Our laboratory is interested in a fundamental understanding of signal transduction. Cells use signal transduction pathways to convert external stimuli into an internal form that can generate an appropriate response, and many cancers are the direct result of aberrant signal transduction processes. Biological information processing systems, whether in bacteria or man, have to solve similar problems and thus share many common properties (e.g. modular design, multiprotein complexes, unstable signaling molecules) and often employ common mechanisms (e.g. transient protein phosphorylation). Therefore, investigation of one type of signal transduction pathway often provides insights into many others. The superior experimental accessibility of bacteria make it possible to achieve a comprehensive understanding of signal transduction at the molecular level currently unparalleled in other organisms. Our research builds on one of the best understood phosphorylation-mediated signal transduction systems, that governing chemotaxis by Escherichia coli.
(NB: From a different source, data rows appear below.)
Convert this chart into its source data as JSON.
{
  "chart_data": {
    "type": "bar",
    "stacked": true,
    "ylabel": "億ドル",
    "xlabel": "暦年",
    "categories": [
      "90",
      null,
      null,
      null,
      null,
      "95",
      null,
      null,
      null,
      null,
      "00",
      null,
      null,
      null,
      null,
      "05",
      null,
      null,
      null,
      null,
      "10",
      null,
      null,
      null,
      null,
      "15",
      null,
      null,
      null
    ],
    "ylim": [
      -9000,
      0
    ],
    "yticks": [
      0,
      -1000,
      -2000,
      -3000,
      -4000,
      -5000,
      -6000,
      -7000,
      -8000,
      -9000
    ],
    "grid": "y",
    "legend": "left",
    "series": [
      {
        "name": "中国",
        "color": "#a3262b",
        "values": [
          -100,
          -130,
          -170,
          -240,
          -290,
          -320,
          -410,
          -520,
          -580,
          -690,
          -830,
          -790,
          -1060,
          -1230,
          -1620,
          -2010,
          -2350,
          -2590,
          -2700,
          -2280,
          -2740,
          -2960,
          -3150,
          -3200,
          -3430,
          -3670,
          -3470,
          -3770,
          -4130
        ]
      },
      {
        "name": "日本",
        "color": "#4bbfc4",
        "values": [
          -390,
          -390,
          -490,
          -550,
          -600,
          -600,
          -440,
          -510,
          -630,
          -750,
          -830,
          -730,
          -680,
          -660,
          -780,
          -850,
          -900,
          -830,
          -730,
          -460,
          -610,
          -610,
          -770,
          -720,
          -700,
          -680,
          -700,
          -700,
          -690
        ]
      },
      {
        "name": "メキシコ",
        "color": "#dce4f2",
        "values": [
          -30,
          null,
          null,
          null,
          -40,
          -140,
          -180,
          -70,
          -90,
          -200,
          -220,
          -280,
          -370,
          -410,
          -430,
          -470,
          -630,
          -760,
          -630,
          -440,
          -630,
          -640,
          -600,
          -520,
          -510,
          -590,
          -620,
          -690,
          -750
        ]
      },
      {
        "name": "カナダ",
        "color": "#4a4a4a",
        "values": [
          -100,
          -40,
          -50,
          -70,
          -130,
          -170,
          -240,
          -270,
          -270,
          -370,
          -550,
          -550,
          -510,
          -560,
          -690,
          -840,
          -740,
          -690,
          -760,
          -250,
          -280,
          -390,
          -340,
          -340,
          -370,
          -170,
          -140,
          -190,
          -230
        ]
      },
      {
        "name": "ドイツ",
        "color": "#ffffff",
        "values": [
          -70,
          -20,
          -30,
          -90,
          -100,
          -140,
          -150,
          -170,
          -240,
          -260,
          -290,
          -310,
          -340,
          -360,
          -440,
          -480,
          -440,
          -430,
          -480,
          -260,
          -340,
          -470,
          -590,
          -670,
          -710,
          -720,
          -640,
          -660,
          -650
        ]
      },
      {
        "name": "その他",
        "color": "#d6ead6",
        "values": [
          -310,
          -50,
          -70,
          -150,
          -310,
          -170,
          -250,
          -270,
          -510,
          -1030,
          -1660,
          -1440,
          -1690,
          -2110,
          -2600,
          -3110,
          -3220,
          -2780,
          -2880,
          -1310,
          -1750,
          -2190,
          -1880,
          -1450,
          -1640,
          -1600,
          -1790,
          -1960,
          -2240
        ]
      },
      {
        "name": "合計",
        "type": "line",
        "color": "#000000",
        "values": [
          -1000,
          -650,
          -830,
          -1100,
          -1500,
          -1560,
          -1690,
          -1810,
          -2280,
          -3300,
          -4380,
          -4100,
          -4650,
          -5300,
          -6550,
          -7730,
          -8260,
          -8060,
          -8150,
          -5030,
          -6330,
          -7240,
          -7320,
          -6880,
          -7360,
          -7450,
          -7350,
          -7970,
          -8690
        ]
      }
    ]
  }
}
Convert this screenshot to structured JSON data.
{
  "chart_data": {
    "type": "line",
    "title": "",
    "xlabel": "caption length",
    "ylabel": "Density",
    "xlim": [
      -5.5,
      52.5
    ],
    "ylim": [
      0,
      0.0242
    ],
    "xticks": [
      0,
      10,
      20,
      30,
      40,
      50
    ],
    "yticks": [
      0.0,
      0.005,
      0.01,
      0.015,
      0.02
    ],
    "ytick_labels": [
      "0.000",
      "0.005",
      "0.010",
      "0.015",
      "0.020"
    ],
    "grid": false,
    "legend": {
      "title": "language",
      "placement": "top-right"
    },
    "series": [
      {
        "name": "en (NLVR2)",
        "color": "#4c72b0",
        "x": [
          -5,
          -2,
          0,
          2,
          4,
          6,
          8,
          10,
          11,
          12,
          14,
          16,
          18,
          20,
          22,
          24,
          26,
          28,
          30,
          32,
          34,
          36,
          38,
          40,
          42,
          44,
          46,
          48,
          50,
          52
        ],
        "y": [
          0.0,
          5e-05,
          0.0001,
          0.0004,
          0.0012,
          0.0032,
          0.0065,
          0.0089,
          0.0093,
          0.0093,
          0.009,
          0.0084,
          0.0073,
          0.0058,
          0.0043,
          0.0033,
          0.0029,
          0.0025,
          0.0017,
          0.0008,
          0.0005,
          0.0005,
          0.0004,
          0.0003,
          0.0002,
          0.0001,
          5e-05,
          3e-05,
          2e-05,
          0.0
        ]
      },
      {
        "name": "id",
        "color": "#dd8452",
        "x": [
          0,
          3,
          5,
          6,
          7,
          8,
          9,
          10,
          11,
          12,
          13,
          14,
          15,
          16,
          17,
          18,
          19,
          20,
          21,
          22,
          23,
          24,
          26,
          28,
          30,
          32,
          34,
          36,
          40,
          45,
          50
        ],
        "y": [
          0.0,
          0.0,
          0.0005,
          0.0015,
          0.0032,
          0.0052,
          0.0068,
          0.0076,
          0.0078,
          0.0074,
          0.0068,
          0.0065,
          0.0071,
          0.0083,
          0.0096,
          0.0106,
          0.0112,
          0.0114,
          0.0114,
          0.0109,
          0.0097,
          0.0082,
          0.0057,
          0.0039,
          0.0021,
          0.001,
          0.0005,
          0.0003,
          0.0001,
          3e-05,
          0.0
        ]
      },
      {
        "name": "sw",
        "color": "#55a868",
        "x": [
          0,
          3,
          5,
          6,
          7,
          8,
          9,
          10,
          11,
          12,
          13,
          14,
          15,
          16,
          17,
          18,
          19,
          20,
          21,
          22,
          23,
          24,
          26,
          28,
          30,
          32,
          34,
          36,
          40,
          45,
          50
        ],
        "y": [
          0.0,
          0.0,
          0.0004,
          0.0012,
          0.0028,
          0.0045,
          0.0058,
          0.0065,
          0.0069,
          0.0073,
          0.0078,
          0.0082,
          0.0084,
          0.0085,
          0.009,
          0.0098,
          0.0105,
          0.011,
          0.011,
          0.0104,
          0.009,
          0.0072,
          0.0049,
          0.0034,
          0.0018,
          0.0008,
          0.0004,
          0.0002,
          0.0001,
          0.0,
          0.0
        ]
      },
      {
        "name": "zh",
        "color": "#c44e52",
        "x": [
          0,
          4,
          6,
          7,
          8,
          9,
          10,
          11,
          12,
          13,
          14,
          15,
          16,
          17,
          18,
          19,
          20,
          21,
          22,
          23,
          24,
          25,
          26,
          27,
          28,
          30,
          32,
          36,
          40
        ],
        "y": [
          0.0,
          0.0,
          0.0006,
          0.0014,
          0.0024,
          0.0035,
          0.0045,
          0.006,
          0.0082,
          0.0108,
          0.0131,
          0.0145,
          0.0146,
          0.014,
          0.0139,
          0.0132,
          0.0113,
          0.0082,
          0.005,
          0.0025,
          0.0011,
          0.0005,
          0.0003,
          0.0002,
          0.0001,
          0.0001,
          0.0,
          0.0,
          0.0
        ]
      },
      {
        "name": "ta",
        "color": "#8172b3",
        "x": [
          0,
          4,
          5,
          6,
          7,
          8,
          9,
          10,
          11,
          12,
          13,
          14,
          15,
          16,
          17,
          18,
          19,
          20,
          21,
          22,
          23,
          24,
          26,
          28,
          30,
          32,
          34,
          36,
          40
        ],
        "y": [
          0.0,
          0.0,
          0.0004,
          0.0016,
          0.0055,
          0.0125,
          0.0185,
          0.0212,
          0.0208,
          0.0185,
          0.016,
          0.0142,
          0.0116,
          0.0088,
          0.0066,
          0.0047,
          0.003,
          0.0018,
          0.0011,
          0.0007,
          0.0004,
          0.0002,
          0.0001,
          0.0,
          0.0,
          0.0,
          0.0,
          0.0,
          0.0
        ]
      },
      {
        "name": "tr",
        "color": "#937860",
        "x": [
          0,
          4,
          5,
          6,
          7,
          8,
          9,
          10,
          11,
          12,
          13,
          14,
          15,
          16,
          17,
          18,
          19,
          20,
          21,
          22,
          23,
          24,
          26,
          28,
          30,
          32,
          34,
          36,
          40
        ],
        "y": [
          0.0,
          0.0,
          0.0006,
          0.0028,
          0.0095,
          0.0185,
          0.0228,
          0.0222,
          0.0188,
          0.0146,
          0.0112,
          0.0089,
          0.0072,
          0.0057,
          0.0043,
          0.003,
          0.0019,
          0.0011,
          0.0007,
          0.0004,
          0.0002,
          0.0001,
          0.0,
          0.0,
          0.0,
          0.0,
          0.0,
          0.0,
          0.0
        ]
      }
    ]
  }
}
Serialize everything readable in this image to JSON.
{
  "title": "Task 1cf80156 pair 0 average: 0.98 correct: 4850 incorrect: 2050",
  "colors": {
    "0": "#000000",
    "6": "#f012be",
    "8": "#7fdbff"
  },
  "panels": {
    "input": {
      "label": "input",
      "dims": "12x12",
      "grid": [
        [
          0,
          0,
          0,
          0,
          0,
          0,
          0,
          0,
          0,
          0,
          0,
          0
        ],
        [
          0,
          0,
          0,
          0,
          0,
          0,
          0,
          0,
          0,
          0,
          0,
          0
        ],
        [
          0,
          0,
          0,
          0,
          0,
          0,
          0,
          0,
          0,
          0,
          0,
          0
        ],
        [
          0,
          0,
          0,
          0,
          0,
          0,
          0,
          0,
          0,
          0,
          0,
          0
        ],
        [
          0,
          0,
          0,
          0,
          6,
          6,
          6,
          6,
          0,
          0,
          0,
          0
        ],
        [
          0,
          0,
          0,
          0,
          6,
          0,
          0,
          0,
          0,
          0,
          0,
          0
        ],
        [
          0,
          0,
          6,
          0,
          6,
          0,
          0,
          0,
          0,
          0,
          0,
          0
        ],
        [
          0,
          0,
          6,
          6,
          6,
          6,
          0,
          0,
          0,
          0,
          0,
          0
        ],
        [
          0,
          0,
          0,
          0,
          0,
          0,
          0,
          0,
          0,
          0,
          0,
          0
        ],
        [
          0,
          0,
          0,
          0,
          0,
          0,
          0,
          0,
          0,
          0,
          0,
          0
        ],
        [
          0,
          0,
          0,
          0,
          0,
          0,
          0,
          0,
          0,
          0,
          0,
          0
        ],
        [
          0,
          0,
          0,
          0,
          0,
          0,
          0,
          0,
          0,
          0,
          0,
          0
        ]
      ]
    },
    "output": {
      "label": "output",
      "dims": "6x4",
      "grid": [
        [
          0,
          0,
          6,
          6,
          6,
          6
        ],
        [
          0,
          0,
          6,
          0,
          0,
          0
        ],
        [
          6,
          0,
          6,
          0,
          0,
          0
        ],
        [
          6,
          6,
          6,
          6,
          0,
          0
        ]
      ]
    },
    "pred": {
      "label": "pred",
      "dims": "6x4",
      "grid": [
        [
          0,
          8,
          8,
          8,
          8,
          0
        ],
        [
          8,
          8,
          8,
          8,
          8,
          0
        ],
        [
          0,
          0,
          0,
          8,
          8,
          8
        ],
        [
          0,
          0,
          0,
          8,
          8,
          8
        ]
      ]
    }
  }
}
One project employs a traditional reductionist approach of breaking a problem down into its smallest pieces. We typically deduce critical features of the signal transduction process by isolating and thoroughly characterizing informative mutant signaling proteins using a wide variety of techniques drawn from genetics, molecular biology, biochemistry, and biophysics. Our goal is a fundamental understanding of the mechanisms and regulation of phosphoryl group transfer among proteins, including the ways proteins interact to achieve these ends, and of the impact of phosphorylation on protein activity.

Another project employs an integrative approach to see what happens when we try to put all the pieces back together. If we really know all there is to know about the chemotaxis signal transduction pathway, we should be able to reproduce it in a computer simulation. Such a molecularly-based simulation, incorporating the uniquely complete data set of biochemical reactions, rate constants, intracellular protein concentrations, etc. available for bacterial chemotaxis has been developed by our collaborator, Dennis Bray's group at Cambridge University. Discrepancies between computer simulation and laboratory experiment highlight areas of incomplete understanding and have proven immensely valuable in focusing our research. The computer simulation is now sufficiently sophisticated to motivate new experiments and even reveal problems with previous experiments. Many of the intellectual concepts and software approaches arising from this project should be directly relevant to modeling eukaryotic signal transduction pathways.

Finally, we are initiating new projects on the role of signal transduction in pathogenic bacteria and to characterize proteins of unknown function revealed by genome sequencing that appear to utilize phosphoaspartate.